The Wilks Report

Guy's Hospital Reports SERIES 3 VOL 8, 1862

Introduced by Charles Douglas Wehner

After Addison`s publication, cases began to be reported in ever growing numbers.

These were the days when tuberculosis was widespread. Addison`s disease is in fact Adrenal Tuberculosis, but this was unknown. The softened tubercles looked so unlike lung tubercles.

Even the simple fact that the adrenal glands are chemical in their action was only discovered in the twentieth century - so the action of steroids in softening the tubercles, and so disguising their nature was not known.

Samuel Wilks M.D. - later Sir Samuel Wilks - was a collaborator of Addison. After the death of Addison in 1860, the job of examining specimens from all over the country - with a view to confirming or denying the diagnosis of Addison`s disease - fell to him.

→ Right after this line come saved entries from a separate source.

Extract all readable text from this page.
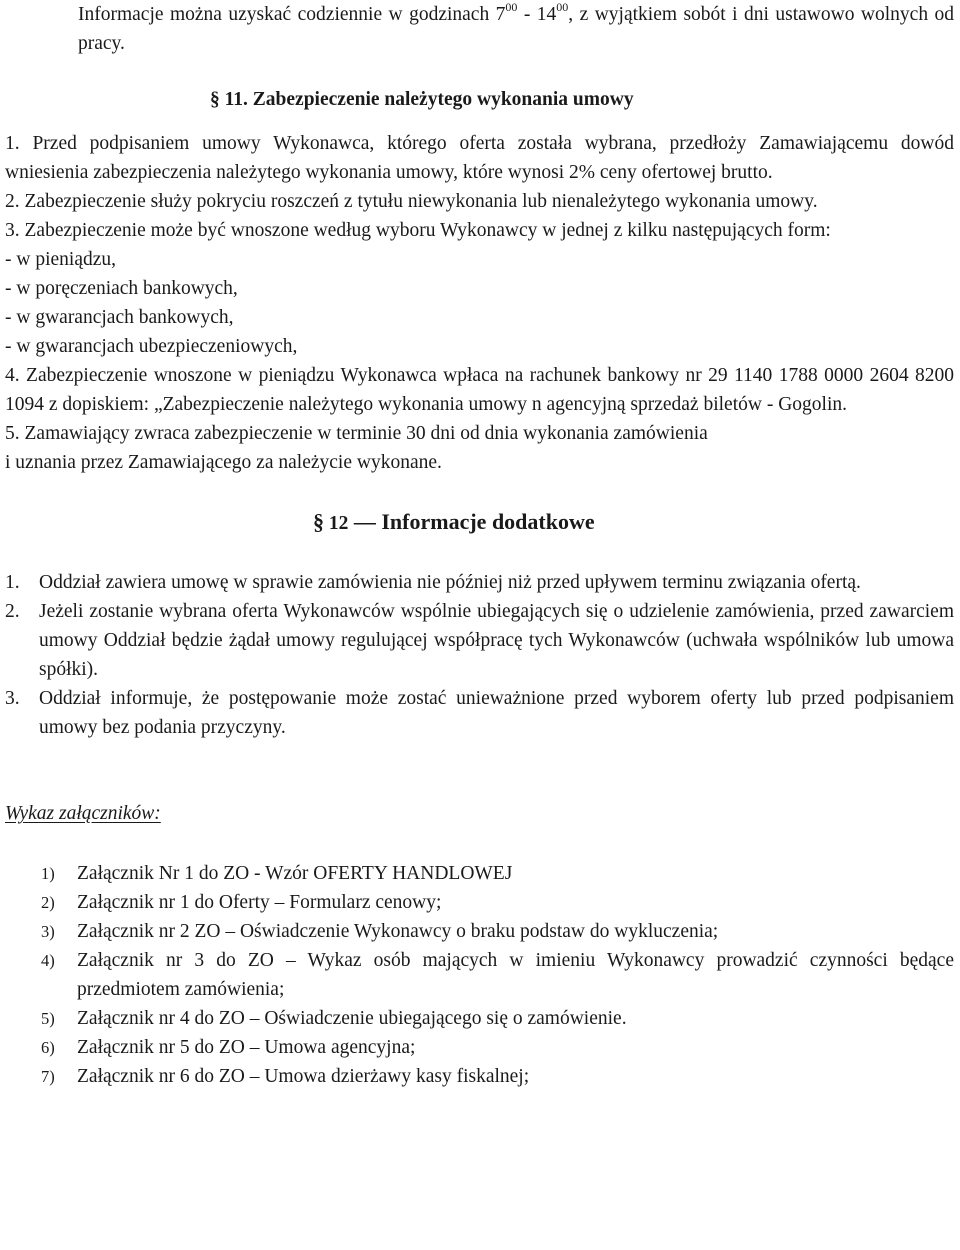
Informacje można uzyskać codziennie w godzinach $7^{00} - 14^{00}$, z wyjątkiem sobót i dni ustawowo wolnych od pracy.

§ 11. Zabezpieczenie należytego wykonania umowy

1. Przed podpisaniem umowy Wykonawca, którego oferta została wybrana, przedłoży Zamawiającemu dowód wniesienia zabezpieczenia należytego wykonania umowy, które wynosi 2% ceny ofertowej brutto.

2. Zabezpieczenie służy pokryciu roszczeń z tytułu niewykonania lub nienależytego wykonania umowy.

3. Zabezpieczenie może być wnoszone według wyboru Wykonawcy w jednej z kilku następujących form:

- w pieniądzu,

- w poręczeniach bankowych,

- w gwarancjach bankowych,

- w gwarancjach ubezpieczeniowych,

4. Zabezpieczenie wnoszone w pieniądzu Wykonawca wpłaca na rachunek bankowy nr 29 1140 1788 0000 2604 8200 1094 z dopiskiem: „Zabezpieczenie należytego wykonania umowy n agencyjną sprzedaż biletów - Gogolin.

5. Zamawiający zwraca zabezpieczenie w terminie 30 dni od dnia wykonania zamówienia

i uznania przez Zamawiającego za należycie wykonane.

§ 12 — Informacje dodatkowe

1. Oddział zawiera umowę w sprawie zamówienia nie później niż przed upływem terminu związania ofertą.
2. Jeżeli zostanie wybrana oferta Wykonawców wspólnie ubiegających się o udzielenie zamówienia, przed zawarciem umowy Oddział będzie żądał umowy regulującej współpracę tych Wykonawców (uchwała wspólników lub umowa spółki).
3. Oddział informuje, że postępowanie może zostać unieważnione przed wyborem oferty lub przed podpisaniem umowy bez podania przyczyny.

Wykaz załączników:

1)	Załącznik Nr 1 do ZO - Wzór OFERTY HANDLOWEJ
2)	Załącznik nr 1 do Oferty – Formularz cenowy;
3)	Załącznik nr 2 ZO – Oświadczenie Wykonawcy o braku podstaw do wykluczenia;
4)	Załącznik nr 3 do ZO – Wykaz osób mających w imieniu Wykonawcy prowadzić czynności będące przedmiotem zamówienia;
5)	Załącznik nr 4 do ZO – Oświadczenie ubiegającego się o zamówienie.
6)	Załącznik nr 5 do ZO – Umowa agencyjna;
7)	Załącznik nr 6 do ZO – Umowa dzierżawy kasy fiskalnej;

He was therefore well placed to see many cases of adrenal tubercle softened down by steroids - the typical outcome. He then took issue with Addison over his inclusion of cases of adrenal sepsis and of adrenal cancer in his book.

Even though the disease proper ALWAYS presents softened tubercles - and can be defined as a disease entity in its own right, the inclusion of other forms of destruction of the adrenals in Addison`s book was not strictly wrong.

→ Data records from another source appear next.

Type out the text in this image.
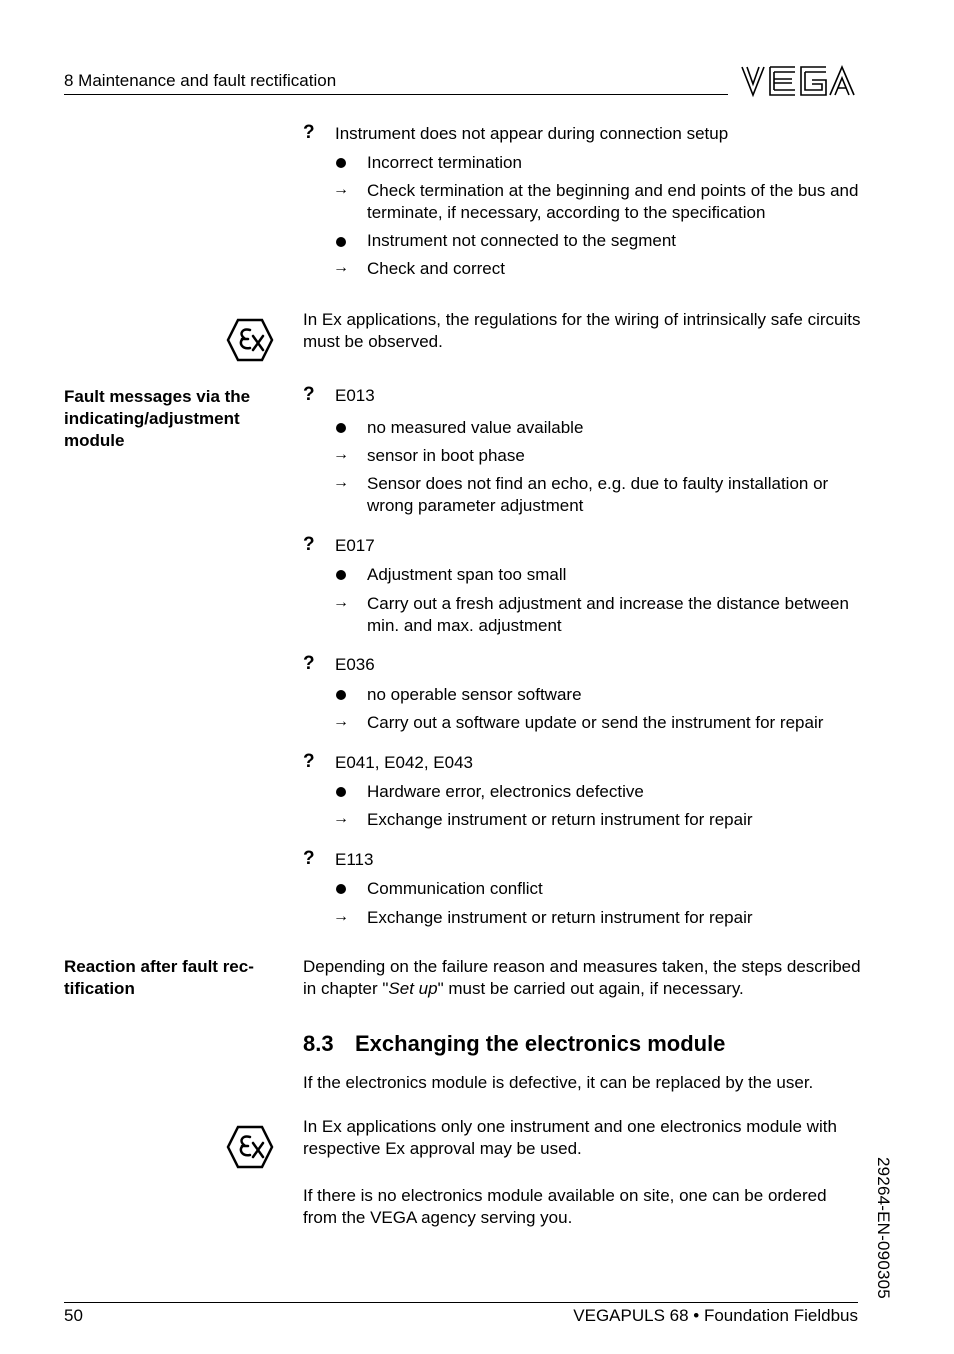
8 Maintenance and fault rectification
? Instrument does not appear during connection setup
Incorrect termination
→ Check termination at the beginning and end points of the bus and terminate, if necessary, according to the specification
Instrument not connected to the segment
→ Check and correct
In Ex applications, the regulations for the wiring of intrinsically safe circuits must be observed.
Fault messages via the indicating/adjustment module
? E013
no measured value available
→ sensor in boot phase
→ Sensor does not find an echo, e.g. due to faulty installation or wrong parameter adjustment
? E017
Adjustment span too small
→ Carry out a fresh adjustment and increase the distance between min. and max. adjustment
? E036
no operable sensor software
→ Carry out a software update or send the instrument for repair
? E041, E042, E043
Hardware error, electronics defective
→ Exchange instrument or return instrument for repair
? E113
Communication conflict
→ Exchange instrument or return instrument for repair
Reaction after fault rec-tification
Depending on the failure reason and measures taken, the steps described in chapter "Set up" must be carried out again, if necessary.
8.3 Exchanging the electronics module
If the electronics module is defective, it can be replaced by the user.
In Ex applications only one instrument and one electronics module with respective Ex approval may be used.
If there is no electronics module available on site, one can be ordered from the VEGA agency serving you.	29264-EN-090305
50	VEGAPULS 68 • Foundation Fieldbus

This inclusion had, after all, revealed an outlook that was later to be vindicated - that the destruction of the adrenal glands by whatever means is ALWAYS FATAL.

The long-term survival with totally destroyed adrenal glands is due to the disrupted tissue continuing its chemical synthesis until the raw materials, cholesterol and similar, run out. Wilks also seems to have been misled by the vivisection experiments of Dr. Brown-Sequard in France, which suggested that some animals survived adrenal extirpation.

We now know that ALL cases of destruction are fatal, and that the recoveries cited were not cures but remissions.

However, it should be borne in mind that different causes have different histories, and it is only in the classic condition that the set of clinical symptoms is almost identical in all cases.